• Assigned: Tuesday, February 16, 2016
  • Due: By the beginning of class Thursday, February 25, 2016
  • Submit via GitHub

Web Scraping

You’ll be scraping data from this website, which contains a list of incidents involving commercial aircraft listed by year.

Part a (Extra Credit)

Write a scraper that will produce a pandas dataframe containing the following columns:

  • When the accident occurred (year, month, and day - use a datetime object)
  • The short text description (everything to the right of the date)
  • The link to the detail page.

If you choose not to do the extra credit assignment, you can start the assignment from this csv file which contains the description and the link for each page.
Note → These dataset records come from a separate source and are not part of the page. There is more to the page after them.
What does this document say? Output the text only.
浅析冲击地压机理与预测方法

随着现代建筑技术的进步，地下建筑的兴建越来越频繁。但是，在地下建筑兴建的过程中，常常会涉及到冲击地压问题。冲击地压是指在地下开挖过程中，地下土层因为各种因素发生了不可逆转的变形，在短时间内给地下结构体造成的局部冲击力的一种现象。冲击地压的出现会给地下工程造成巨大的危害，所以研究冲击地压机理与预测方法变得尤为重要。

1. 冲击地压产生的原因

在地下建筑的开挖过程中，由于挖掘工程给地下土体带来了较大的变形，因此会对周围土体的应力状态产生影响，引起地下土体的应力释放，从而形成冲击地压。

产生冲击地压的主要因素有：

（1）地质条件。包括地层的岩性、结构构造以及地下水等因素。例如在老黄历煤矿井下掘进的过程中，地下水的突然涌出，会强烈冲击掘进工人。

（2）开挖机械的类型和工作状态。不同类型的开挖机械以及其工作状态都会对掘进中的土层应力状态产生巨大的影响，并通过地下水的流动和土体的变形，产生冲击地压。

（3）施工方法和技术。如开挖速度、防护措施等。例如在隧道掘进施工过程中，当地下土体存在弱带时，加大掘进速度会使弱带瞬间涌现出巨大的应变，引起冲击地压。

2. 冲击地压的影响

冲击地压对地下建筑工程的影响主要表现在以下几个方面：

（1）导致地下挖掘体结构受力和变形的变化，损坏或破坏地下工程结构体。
Read this csv file into a pandas DataFrame as a starting point for part b.

Part b

Now write a code that clicks each link and scrapes additional content from the detailed page associated with each individual crash. How will you ensure that you rate limit your requests to the target web server? Once you have implemented this feature, scrape the content located in the right column of each details page and put it in a DataFrame:

  • Number of passengers
  • Number of crew
  • Number of fatalities
  • Number of survivors
  • Registration
  • Flight origin
  • Destination

If there are multiple responses for passengers, just save the first one for simplicity. Similarly if there are not entries (e.g. for registration in the first link) then you can simply fill that entry in the DataFrame with 'No data'.

Part c

Which were the top 5 most deadly aviation incidents? Report the number of fatalities and the flight origin for each.

Part d

Which flight origin has the highest number of aviation incidents in the last 25 years?

Part e

Save this Dataframe as JSON and commit to your repo, along with the notebook / python code used to do this assignment.